PPP partners should work collaboratively and constructively in confronting obstacles that invariably arise during project development with creative solutions, instead of playing the "blame game". This requires trust among the members of the PPP.

• Inexperience by both public and private members of a PPP can lead to distrust and a dysfunctional partnership, where the respective parties revert to their traditional roles of public sponsor client and overseer tightly holding the private designer and contractor to prescribed standards and specifications in an atmosphere of distrust.

• Instead of resolving disputes amicably and having the private provider team apply its ingenuity to cost-effectively address project issues as they arise, the lack of a mature partnership arrangement can result in a return to frequent requests for change orders, extra work orders, and claims against the project sponsor agency for reimbursement of costs incurred due to unexpected conditions, causing project delays and increased costs that should have been avoided under a partnership arrangement.

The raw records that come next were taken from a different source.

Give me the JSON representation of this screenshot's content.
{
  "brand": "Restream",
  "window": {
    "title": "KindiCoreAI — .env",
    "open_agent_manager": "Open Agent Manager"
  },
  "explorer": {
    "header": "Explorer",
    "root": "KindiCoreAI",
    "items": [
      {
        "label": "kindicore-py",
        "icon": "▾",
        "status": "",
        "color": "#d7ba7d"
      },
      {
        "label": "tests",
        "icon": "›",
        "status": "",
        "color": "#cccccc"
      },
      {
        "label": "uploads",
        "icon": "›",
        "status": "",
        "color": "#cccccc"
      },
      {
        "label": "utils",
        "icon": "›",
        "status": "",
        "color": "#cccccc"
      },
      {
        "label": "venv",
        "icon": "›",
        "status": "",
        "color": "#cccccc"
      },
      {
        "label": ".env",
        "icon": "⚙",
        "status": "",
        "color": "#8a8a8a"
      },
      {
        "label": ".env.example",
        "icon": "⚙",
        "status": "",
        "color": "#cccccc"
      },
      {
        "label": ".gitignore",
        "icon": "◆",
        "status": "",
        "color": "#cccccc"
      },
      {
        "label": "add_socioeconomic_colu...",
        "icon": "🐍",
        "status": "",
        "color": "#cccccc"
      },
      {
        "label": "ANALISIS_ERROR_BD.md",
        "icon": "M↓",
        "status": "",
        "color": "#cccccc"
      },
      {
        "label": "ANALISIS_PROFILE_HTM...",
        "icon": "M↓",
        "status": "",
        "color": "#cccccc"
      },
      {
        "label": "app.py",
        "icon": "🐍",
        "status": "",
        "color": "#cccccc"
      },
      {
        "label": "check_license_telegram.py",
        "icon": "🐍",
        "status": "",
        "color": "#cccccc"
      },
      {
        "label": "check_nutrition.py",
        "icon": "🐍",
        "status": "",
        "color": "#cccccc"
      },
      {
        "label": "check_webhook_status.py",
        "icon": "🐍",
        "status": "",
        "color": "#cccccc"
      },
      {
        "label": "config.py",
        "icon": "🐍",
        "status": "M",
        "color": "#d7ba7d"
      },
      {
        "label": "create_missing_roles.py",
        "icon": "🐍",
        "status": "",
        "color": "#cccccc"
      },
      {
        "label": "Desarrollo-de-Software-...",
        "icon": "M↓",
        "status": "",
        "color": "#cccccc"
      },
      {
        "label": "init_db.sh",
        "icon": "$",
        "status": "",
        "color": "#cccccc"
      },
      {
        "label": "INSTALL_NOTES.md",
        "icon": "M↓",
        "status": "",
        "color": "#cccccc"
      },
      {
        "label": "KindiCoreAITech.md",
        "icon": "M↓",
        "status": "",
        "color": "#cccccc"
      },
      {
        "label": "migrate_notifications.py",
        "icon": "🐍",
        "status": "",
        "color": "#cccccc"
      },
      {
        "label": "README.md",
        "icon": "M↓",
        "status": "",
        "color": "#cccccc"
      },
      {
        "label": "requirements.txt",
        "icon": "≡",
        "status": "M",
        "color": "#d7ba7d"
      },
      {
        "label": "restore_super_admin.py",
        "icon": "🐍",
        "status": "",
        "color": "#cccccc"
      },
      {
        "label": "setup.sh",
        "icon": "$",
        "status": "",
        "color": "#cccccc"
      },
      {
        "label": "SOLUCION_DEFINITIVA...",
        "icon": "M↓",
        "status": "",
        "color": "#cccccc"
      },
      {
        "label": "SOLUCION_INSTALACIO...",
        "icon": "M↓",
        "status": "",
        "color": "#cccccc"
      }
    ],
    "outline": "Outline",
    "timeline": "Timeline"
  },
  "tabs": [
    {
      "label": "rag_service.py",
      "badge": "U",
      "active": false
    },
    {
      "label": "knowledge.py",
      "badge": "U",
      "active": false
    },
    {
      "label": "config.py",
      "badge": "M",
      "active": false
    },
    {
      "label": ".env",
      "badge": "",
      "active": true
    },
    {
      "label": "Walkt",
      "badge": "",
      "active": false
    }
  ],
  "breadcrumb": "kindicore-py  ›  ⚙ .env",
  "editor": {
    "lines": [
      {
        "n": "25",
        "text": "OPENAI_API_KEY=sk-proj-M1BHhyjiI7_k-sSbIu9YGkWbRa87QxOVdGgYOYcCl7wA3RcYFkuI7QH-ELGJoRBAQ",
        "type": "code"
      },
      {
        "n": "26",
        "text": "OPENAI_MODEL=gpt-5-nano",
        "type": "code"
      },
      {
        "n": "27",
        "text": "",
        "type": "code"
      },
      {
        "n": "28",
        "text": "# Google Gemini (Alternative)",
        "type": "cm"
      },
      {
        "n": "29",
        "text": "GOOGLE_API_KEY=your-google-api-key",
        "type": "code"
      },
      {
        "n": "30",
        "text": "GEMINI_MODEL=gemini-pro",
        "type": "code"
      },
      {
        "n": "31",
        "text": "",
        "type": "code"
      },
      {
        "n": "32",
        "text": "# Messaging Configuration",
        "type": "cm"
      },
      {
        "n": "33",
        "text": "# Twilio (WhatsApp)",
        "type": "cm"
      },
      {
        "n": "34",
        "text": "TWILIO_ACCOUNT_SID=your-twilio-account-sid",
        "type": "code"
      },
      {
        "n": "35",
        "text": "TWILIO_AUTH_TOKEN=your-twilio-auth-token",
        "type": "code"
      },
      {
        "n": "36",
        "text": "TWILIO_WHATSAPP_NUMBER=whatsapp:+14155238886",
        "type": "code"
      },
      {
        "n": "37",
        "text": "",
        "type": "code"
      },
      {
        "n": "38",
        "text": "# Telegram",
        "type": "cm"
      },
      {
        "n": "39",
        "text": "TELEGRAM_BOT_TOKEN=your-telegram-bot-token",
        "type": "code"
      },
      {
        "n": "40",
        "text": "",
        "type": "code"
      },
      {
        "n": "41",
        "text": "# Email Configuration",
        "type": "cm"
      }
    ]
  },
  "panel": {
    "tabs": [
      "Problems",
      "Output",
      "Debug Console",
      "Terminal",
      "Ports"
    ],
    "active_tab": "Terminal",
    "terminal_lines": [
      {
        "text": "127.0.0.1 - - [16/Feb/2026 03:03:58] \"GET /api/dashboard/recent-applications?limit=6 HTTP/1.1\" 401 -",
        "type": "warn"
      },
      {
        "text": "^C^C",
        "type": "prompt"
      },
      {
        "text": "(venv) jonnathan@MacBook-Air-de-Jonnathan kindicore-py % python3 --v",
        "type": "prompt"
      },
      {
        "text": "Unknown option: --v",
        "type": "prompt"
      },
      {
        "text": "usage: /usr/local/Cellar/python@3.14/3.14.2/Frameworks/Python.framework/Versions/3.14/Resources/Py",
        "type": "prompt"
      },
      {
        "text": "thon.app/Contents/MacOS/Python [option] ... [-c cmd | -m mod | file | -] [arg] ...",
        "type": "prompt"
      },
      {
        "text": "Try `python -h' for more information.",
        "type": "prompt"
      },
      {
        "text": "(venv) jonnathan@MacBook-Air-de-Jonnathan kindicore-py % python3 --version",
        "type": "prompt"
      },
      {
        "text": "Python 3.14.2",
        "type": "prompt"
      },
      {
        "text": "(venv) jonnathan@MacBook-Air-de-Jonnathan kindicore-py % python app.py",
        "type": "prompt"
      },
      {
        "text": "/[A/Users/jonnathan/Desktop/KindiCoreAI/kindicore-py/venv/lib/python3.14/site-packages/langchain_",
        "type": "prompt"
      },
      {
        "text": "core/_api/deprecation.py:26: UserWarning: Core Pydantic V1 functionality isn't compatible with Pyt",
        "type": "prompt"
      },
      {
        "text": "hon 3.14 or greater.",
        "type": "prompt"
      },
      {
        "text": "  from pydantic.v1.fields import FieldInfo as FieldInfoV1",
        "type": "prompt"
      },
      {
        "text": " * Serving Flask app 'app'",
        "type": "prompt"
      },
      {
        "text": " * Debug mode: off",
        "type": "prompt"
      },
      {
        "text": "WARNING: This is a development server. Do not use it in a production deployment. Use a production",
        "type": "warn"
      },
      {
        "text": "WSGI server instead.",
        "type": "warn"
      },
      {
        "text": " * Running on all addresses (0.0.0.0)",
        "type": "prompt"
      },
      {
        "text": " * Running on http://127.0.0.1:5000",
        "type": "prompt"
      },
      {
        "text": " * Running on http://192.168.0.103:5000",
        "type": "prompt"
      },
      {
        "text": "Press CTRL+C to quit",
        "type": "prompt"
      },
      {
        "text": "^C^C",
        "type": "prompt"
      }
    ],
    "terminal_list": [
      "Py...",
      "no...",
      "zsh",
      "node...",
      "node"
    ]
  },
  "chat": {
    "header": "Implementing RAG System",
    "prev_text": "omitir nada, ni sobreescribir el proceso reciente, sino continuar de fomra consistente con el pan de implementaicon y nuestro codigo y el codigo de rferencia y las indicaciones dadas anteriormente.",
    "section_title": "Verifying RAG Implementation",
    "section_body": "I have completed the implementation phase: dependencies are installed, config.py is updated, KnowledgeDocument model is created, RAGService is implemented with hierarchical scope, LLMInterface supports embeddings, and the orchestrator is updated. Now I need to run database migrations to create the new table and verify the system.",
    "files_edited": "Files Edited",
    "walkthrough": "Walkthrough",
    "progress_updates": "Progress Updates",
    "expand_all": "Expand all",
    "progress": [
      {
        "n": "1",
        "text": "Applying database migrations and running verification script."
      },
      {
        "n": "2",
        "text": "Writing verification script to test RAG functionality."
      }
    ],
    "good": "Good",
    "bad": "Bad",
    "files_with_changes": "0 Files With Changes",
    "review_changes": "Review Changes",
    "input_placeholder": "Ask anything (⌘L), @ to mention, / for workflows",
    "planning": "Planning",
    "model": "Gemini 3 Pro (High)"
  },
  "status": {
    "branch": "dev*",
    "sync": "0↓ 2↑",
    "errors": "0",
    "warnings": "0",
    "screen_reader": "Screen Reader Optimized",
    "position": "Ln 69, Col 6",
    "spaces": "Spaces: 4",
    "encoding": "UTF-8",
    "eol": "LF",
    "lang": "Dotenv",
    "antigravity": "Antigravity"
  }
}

• The project sponsor agency should provide due diligence oversight throughout the project development process to ensure all partners are upholding their commitments and that the partnership can withstand various risk factors, such as cost, traffic, revenue, and environmental risks.

• The general public may be more accepting of paying tolls on bridges and tunnels than highways.

PPPs are being used extensively by many countries around the world to deliver surface transportation projects for which the sponsoring government or public agency lacks the financial resources to delivery the project in a reasonable timeframe. This is especially true for emerging nations in Central and Eastern Europe, Asia, and Latin/South America.